6.2.1. Certificate rotation
Certificates that are expired or close to their expiration dates need to be rotated to ensure continued MicroShift operation. When MicroShift restarts for any reason, certificates that are close to expiring are rotated. A certificate that is set to expire imminently, or has expired, can cause an automatic MicroShift restart to perform a rotation.
If the rotated certificate is a MicroShift certificate authority (CA), then all of the signed certificates rotate. If you created any custom CAs, ensure the CAs manually rotate.
6.2.1.1. Short-term certificates
The following situations describe MicroShift actions during short-term certificate lifetimes:
No rotation:
- When a short-term certificate is up to 5 months old, no rotation occurs.
Rotation at restart:
- When a short-term certificate is 5 to 8 months old, it is rotated when MicroShift starts or restarts.
Automatic restart for rotation:
- When a short-term certificate is more than 8 months old, MicroShift can automatically restart to rotate and apply a new certificate.

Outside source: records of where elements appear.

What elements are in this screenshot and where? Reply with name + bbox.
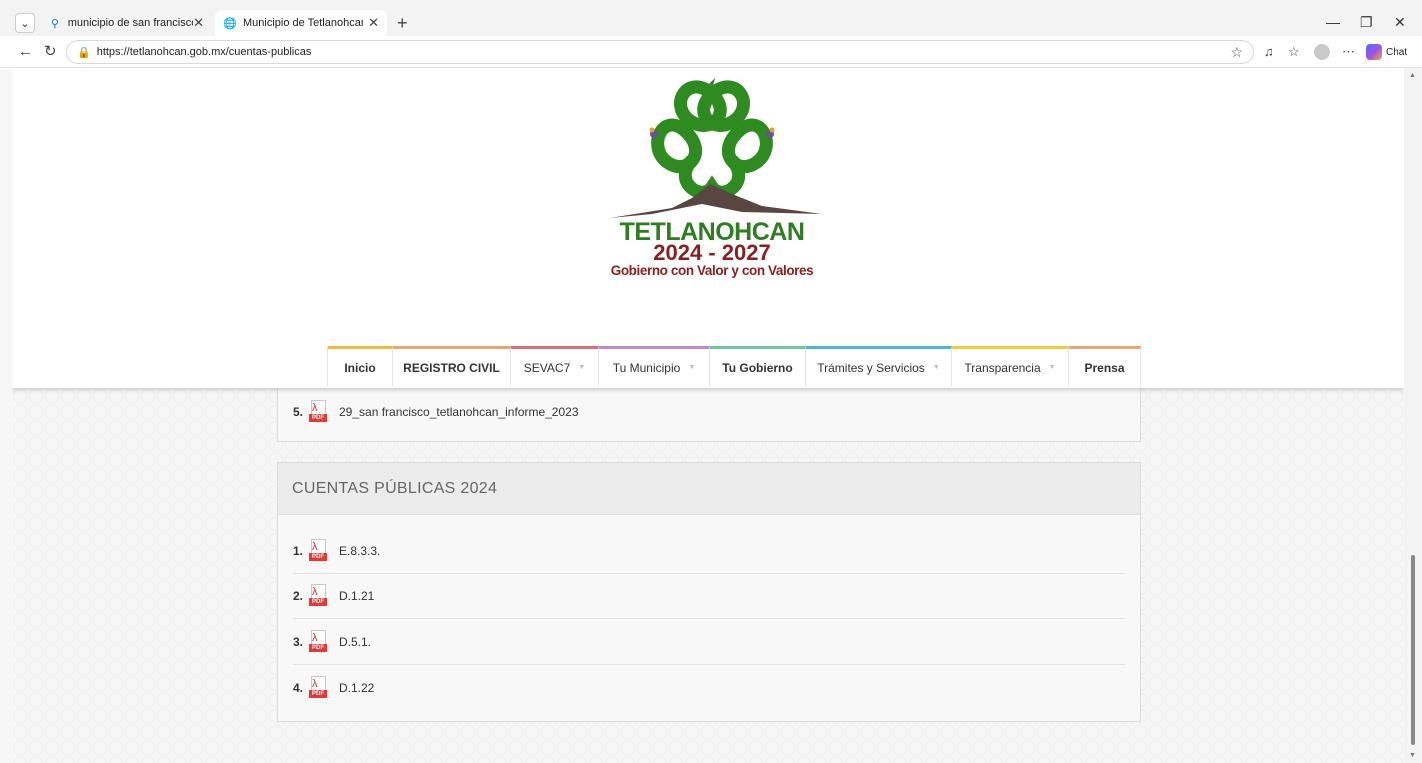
close-tab-icon[interactable]: ✕ bbox=[368, 15, 379, 31]
list-item[interactable]: 1. λ PDF E.8.3.3. bbox=[293, 529, 1125, 574]
nav-label: REGISTRO CIVIL bbox=[403, 360, 500, 375]
lock-icon: 🔒 bbox=[77, 46, 91, 59]
scroll-down-arrow-icon[interactable]: ▼ bbox=[1409, 752, 1416, 759]
pdf-icon: λ PDF bbox=[309, 399, 329, 424]
item-number: 5. bbox=[293, 404, 304, 419]
main-navigation: Inicio REGISTRO CIVIL SEVAC7 ▼ Tu Munici… bbox=[327, 346, 1141, 386]
page-viewport: 5. λ PDF 29_san francisco_tetlanohcan_inf… bbox=[12, 68, 1404, 763]
pdf-icon: λ PDF bbox=[309, 630, 329, 654]
chevron-down-icon: ▼ bbox=[688, 364, 696, 371]
minimize-button[interactable]: — bbox=[1326, 14, 1340, 30]
municipality-logo[interactable]: TETLANOHCAN 2024 - 2027 Gobierno con Val… bbox=[592, 72, 832, 292]
nav-label: Prensa bbox=[1084, 360, 1125, 375]
scrollbar-thumb[interactable] bbox=[1411, 555, 1415, 745]
item-number: 3. bbox=[293, 635, 304, 649]
tab-title: municipio de san francisco tetlanohcan bbox=[67, 17, 194, 29]
document-link[interactable]: E.8.3.3. bbox=[339, 544, 380, 558]
copilot-icon bbox=[1366, 44, 1382, 60]
document-link[interactable]: D.1.22 bbox=[339, 681, 374, 695]
list-item[interactable]: 5. λ PDF 29_san francisco_tetlanohcan_inf… bbox=[293, 389, 1125, 434]
section-title: CUENTAS PÚBLICAS 2024 bbox=[278, 463, 1140, 515]
tab-actions-menu-button[interactable]: ⌄ bbox=[15, 13, 35, 33]
copilot-chat-button[interactable]: Chat bbox=[1366, 44, 1407, 60]
profile-avatar[interactable] bbox=[1314, 44, 1330, 60]
nav-item-transparencia[interactable]: Transparencia ▼ bbox=[952, 346, 1069, 386]
document-link[interactable]: D.1.21 bbox=[339, 589, 374, 603]
nav-label: SEVAC7 bbox=[523, 360, 571, 375]
browser-tab-search[interactable]: ⚲ municipio de san francisco tetlanohcan… bbox=[40, 10, 212, 36]
nav-label: Inicio bbox=[344, 360, 376, 375]
search-icon: ⚲ bbox=[50, 17, 59, 30]
nav-label: Transparencia bbox=[964, 360, 1041, 375]
nav-item-inicio[interactable]: Inicio bbox=[328, 346, 393, 386]
nav-item-sevac7[interactable]: SEVAC7 ▼ bbox=[511, 346, 599, 386]
nav-label: Trámites y Servicios bbox=[817, 360, 925, 375]
address-bar[interactable]: 🔒 https://tetlanohcan.gob.mx/cuentas-pub… bbox=[66, 40, 1254, 64]
knot-emblem-icon bbox=[610, 78, 822, 218]
globe-icon: 🌐 bbox=[223, 17, 237, 30]
document-link[interactable]: D.5.1. bbox=[339, 635, 371, 649]
pdf-icon: λ PDF bbox=[309, 675, 329, 700]
browser-tab-active[interactable]: 🌐 Municipio de Tetlanohcan ✕ bbox=[215, 10, 387, 36]
nav-item-prensa[interactable]: Prensa bbox=[1069, 346, 1141, 386]
pdf-icon: λ PDF bbox=[309, 584, 329, 608]
tab-title: Municipio de Tetlanohcan bbox=[243, 17, 363, 29]
favorites-icon[interactable]: ☆ bbox=[1288, 44, 1300, 60]
nav-label: Tu Municipio bbox=[612, 360, 681, 375]
scroll-up-arrow-icon[interactable]: ▲ bbox=[1409, 72, 1416, 79]
chevron-down-icon: ▼ bbox=[578, 364, 586, 371]
more-options-icon[interactable]: ⋯ bbox=[1342, 44, 1355, 60]
nav-item-registro-civil[interactable]: REGISTRO CIVIL bbox=[393, 346, 511, 386]
pdf-icon: λ PDF bbox=[309, 539, 329, 563]
browser-toolbar: ← ↻ 🔒 https://tetlanohcan.gob.mx/cuentas… bbox=[0, 36, 1422, 68]
url-text: https://tetlanohcan.gob.mx/cuentas-publi… bbox=[96, 46, 312, 58]
read-aloud-icon[interactable]: ♫ bbox=[1264, 44, 1274, 59]
tab-strip: ⌄ ⚲ municipio de san francisco tetlanohc… bbox=[0, 0, 1422, 36]
list-item[interactable]: 2. λ PDF D.1.21 bbox=[293, 574, 1125, 619]
page-scrollbar[interactable]: ▲ ▼ bbox=[1404, 68, 1422, 763]
nav-item-tramites-servicios[interactable]: Trámites y Servicios ▼ bbox=[806, 346, 952, 386]
chevron-down-icon: ▼ bbox=[932, 364, 940, 371]
logo-slogan: Gobierno con Valor y con Valores bbox=[610, 263, 814, 278]
close-tab-icon[interactable]: ✕ bbox=[193, 15, 204, 31]
restore-button[interactable]: ❐ bbox=[1360, 14, 1373, 31]
document-link[interactable]: 29_san francisco_tetlanohcan_informe_202… bbox=[339, 405, 579, 419]
new-tab-button[interactable]: + bbox=[397, 13, 408, 33]
cuentas-publicas-2024-panel: CUENTAS PÚBLICAS 2024 1. λ PDF E.8.3.3. 2… bbox=[277, 462, 1141, 722]
back-button[interactable]: ← bbox=[18, 43, 33, 61]
item-number: 4. bbox=[293, 680, 304, 695]
nav-item-tu-municipio[interactable]: Tu Municipio ▼ bbox=[599, 346, 710, 386]
nav-label: Tu Gobierno bbox=[722, 360, 793, 375]
reload-button[interactable]: ↻ bbox=[44, 43, 57, 61]
close-window-button[interactable]: ✕ bbox=[1394, 14, 1406, 31]
chevron-down-icon: ▼ bbox=[1048, 364, 1056, 371]
list-item[interactable]: 3. λ PDF D.5.1. bbox=[293, 620, 1125, 665]
nav-item-tu-gobierno[interactable]: Tu Gobierno bbox=[710, 346, 806, 386]
item-number: 1. bbox=[293, 544, 304, 558]
list-item[interactable]: 4. λ PDF D.1.22 bbox=[293, 665, 1125, 710]
item-number: 2. bbox=[293, 589, 304, 603]
favorite-star-icon[interactable]: ☆ bbox=[1230, 44, 1243, 61]
site-header: TETLANOHCAN 2024 - 2027 Gobierno con Val… bbox=[12, 68, 1404, 388]
copilot-label: Chat bbox=[1386, 46, 1408, 58]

6.2.1.2. Long-term certificates
The following situations describe MicroShift actions during long-term certificate lifetimes:
No rotation:
- When a long-term certificate is up to 8.5 years old, no rotation occurs.
Rotation at restart:
- When a long-term certificate is 8.5 to 9 years old, it is rotated when MicroShift starts or restarts.
Automatic restart for rotation:
- When a long-term certificate is more than 9 years old, MicroShift might automatically restart so that it can rotate and apply a new certificate.